No greetings for you, sir, said the Education Department. Here, have this show-cause letter instead.  

You may call it the all-hell-breaks-loose moment. Cikgu Fadli — what courage beats in your heart, sir? — decided not to take it lying down. He put the show-cause letter on Facebook for all to see, with the promise to go all the way to the Federal Court should he be sacked or demoted. Did we hear, "Go sir, go?". 

What homework this teacher from Gombak has set for the Education Ministry and all those who people it. Nay, Putrajaya. And they are getting really bad grades from Cikgu Fadli and the people who are watching the national drama unfold. Teach Malaysia has a whole new meaning now.

From the caretaker prime minister through the caretaker senior education minister to the director-general of education, they are all ears now. Coming together in perfect harmony.

Cikgu Fadli has a good question: Why now, when he tried to tell it all to them so long ago? There is a lesson here: Listen to the teachers. The heavily laden, they too have their story. And listen to the newspapers, too. After all, it's our mission to speak truth to power.

This very Leader has written about cracks and crevices in the Malaysian education system so many times before. Not to mention, several op-ed pieces by educators of repute in this newspaper. The mishandling of the Cikgu Fadli case is the least of the ministry's problems.

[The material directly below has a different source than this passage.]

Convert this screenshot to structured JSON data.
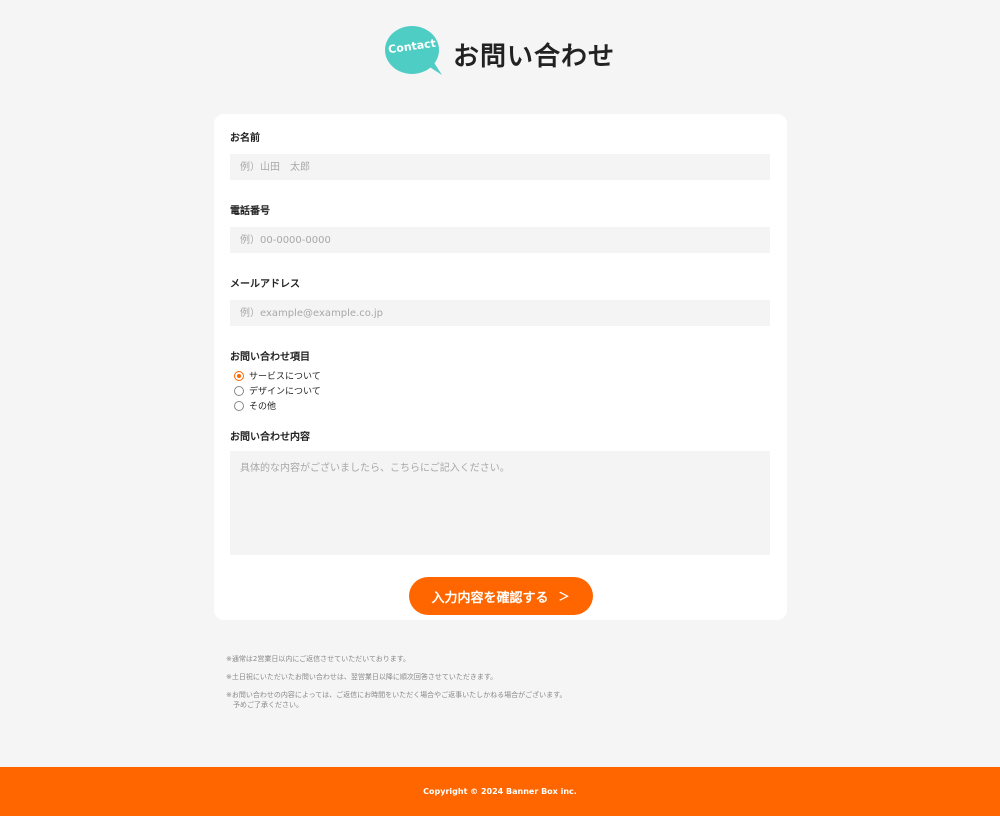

But the bungle sure takes us to the big one, though: a broken education system. The signs have been there for two generations. Administration comes, administration goes, oblivious to all that needs fixing. To fix you must first see. Or at least listen, as Cikgu Fadli was trying to tell. 

How is it that people in Putrajaya do not know that primary school pupils are being taught subjects even graduates find hard to understand? Who develops such curriculums? Who approves them? How is it that some of our students get to Form One without being able to read?

Let's not talk about English. They can't even read in the national language. Yet we are on a merry-go-round with exams-on, exams-off mode. Yes, Finland and a few other countries have no national exams, but they have ways to make students read, write and think without them. Do we? Have we studied them? By the way, teachers in Finland are a respected lot. Not like here. In Malaysia, teachers are also-rans.

We have a question for Putrajaya. If teachers are asked to spend hours filling forms, how could they spend days teaching? 

Small wonder, they are leaving in droves on early retirement. It is time to listen and see. And do something about it. Cik Fadli may have done us a favour.  To sir, with love.